No, I do not have a ridiculously large or valuable collection, but everything I have I love. Thanks (not really) to my house being robbed quite a while ago, I started from scratch rebuilding and replacing my collection. Luckily, I was not at home when I was robbed but none-the-less felt ever so violated. And of course on that day I was wearing my junk jewelry. I lost some very heartfelt pieces – my grandmother’s wedding link bracelet, a gold watch that I received from my parents on my 13th birthday, an emerald ring and a few other memorable items. Other pieces I cannot remember but I was able to purchase new items with the insurance coverage. Things such as an Elsa Peretti floating heart necklace was easily replaced, others took much longer as I am very particular.
I was in the retail jewelry trade for 10 years having worked in both an artisanal boutique and a very well known high end luxury chain. I met artists, designers and commercially successful owners – brands from David Yurman to Verdura and mom and pop businesses to successful one horse shops. Surprise, I feel the same about jewelry as I do about clothes and accessories. I am not particularly keen on commercially successful brands that everyone is wearing. Give me a piece of jewelry from an unknown artist and I am happy. Of course the piece must be practical to some degree, that is, will stand the test of time but it has to have its own voice and not worn by the masses.
I have purchased jewelry in various places: craft shows, small retailers, a major US store or two and of course in Italy. In Italy, if you have a good eye, you can pick some treasures from the mass of commercial pieces. Yes, I love the Ponte Vecchio and I long to look out the back window of a shop to the Arno River some day again soon. And of course in Florence – gloves, handbags, clothes… and lots of gelato! Yum!

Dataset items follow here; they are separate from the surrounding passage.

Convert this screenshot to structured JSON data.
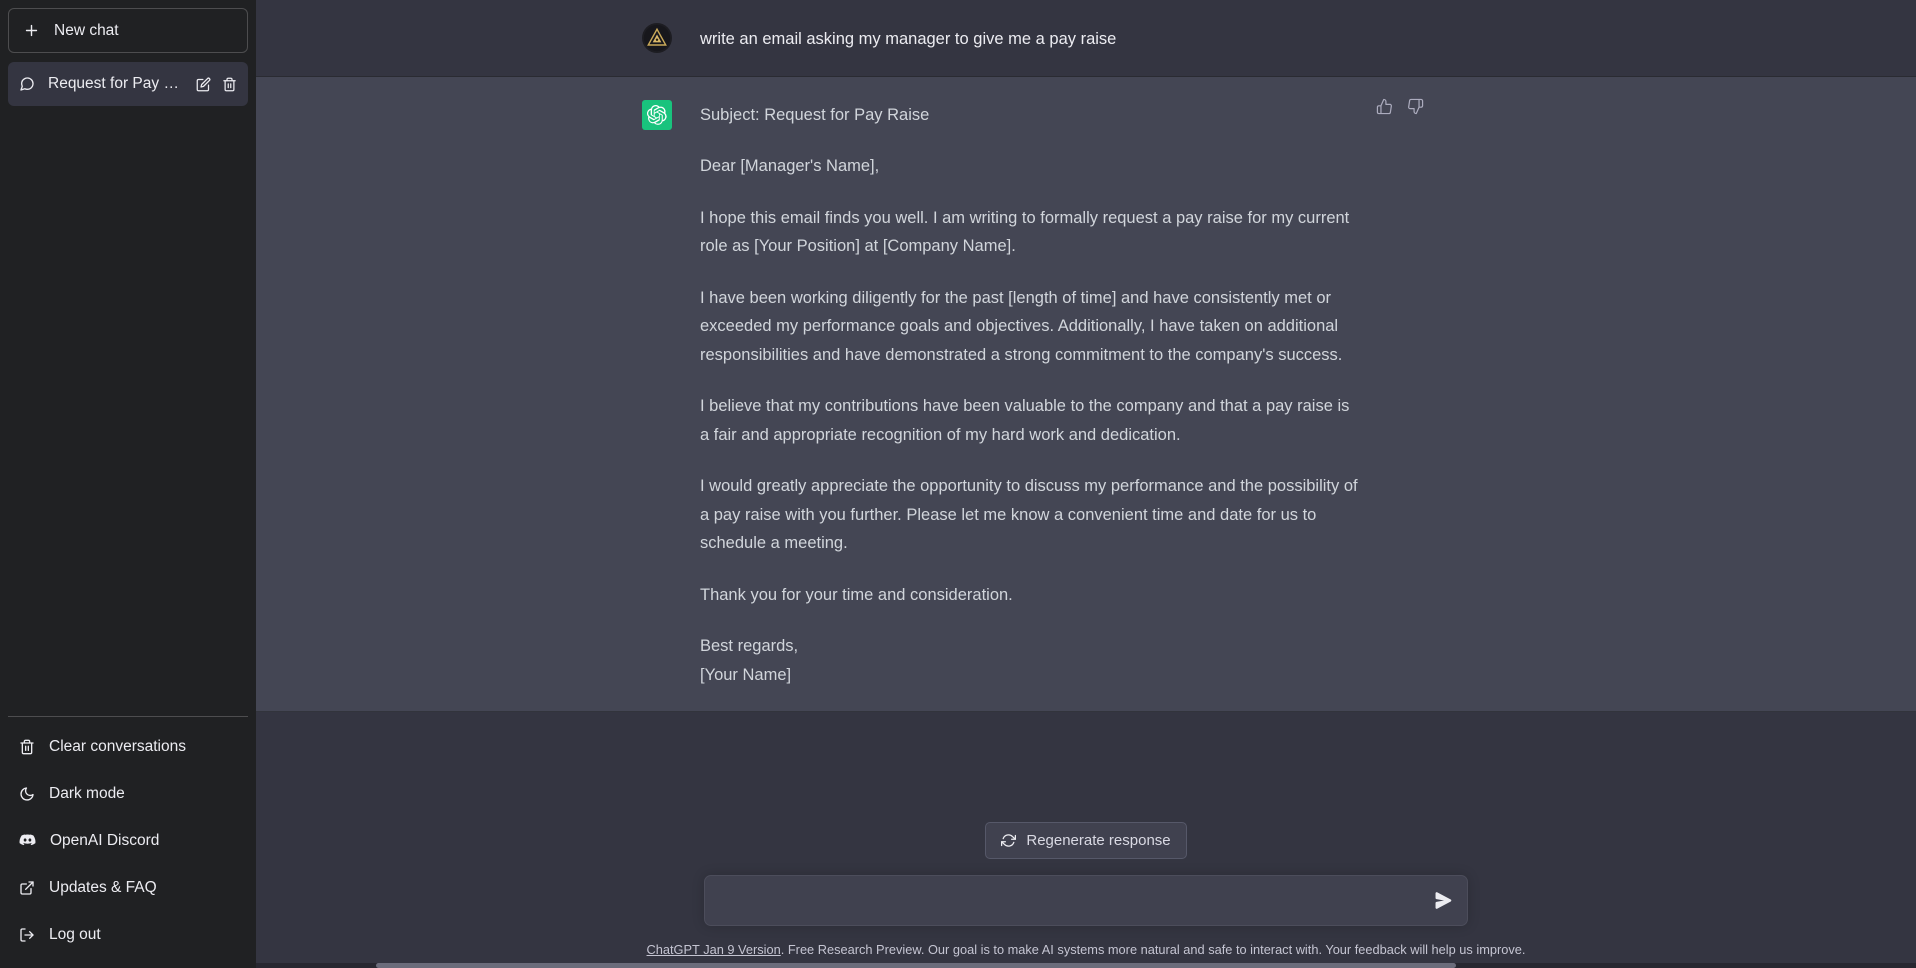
{
  "sidebar": {
    "new_chat": {
      "label": "New chat",
      "icon": "plus-icon"
    },
    "conversations": [
      {
        "title": "Request for Pay Raise",
        "icon": "message-bubble-icon",
        "active": true,
        "actions": [
          {
            "name": "edit-icon",
            "label": "Edit"
          },
          {
            "name": "delete-icon",
            "label": "Delete"
          }
        ]
      }
    ],
    "footer_items": [
      {
        "label": "Clear conversations",
        "icon": "trash-icon"
      },
      {
        "label": "Dark mode",
        "icon": "moon-icon"
      },
      {
        "label": "OpenAI Discord",
        "icon": "discord-icon"
      },
      {
        "label": "Updates & FAQ",
        "icon": "external-link-icon"
      },
      {
        "label": "Log out",
        "icon": "logout-icon"
      }
    ]
  },
  "thread": {
    "messages": [
      {
        "role": "user",
        "avatar": "user-avatar-pyramid",
        "text": "write an email asking my manager to give me a pay raise"
      },
      {
        "role": "assistant",
        "avatar": "chatgpt-logo",
        "paragraphs": [
          "Subject: Request for Pay Raise",
          "Dear [Manager's Name],",
          "I hope this email finds you well. I am writing to formally request a pay raise for my current role as [Your Position] at [Company Name].",
          "I have been working diligently for the past [length of time] and have consistently met or exceeded my performance goals and objectives. Additionally, I have taken on additional responsibilities and have demonstrated a strong commitment to the company's success.",
          "I believe that my contributions have been valuable to the company and that a pay raise is a fair and appropriate recognition of my hard work and dedication.",
          "I would greatly appreciate the opportunity to discuss my performance and the possibility of a pay raise with you further. Please let me know a convenient time and date for us to schedule a meeting.",
          "Thank you for your time and consideration.",
          "Best regards,",
          "[Your Name]"
        ],
        "feedback": [
          {
            "name": "thumbs-up-icon",
            "label": "Good response"
          },
          {
            "name": "thumbs-down-icon",
            "label": "Bad response"
          }
        ]
      }
    ]
  },
  "composer": {
    "regenerate_label": "Regenerate response",
    "regenerate_icon": "refresh-icon",
    "input_value": "",
    "input_placeholder": "",
    "send_icon": "send-arrow-icon"
  },
  "legal": {
    "link_text": "ChatGPT Jan 9 Version",
    "rest_text": ". Free Research Preview. Our goal is to make AI systems more natural and safe to interact with. Your feedback will help us improve."
  },
  "colors": {
    "sidebar_bg": "#202123",
    "user_row_bg": "#343541",
    "assistant_row_bg": "#444654",
    "accent_green": "#19c37d",
    "composer_bg": "#40414f",
    "text_primary": "#ececf1",
    "text_secondary": "#d1d5db"
  }
}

Paris certainly has its share of jewelry establishments. You can peruse in luxury retailers, historically successful stores such as Cartier or Van Cleef and Arpels, other shops on Place Vendôme or hunt around the arrondissements for its flavor of jewelry. There is no shortage of selection just the proverbial shortage of time and money. Here are a few of the brands in Paris that seem popular – Dinh Van and Emmanuelle Zysman. I am particularly fond of Tiany Chambard, a terrific little shop in St. Germain, stocking vintage jewelry.
For those of you Francophiles living either in the US or abroad, please share your jewelry store finds. Mama Mia, Italian sources are welcome too.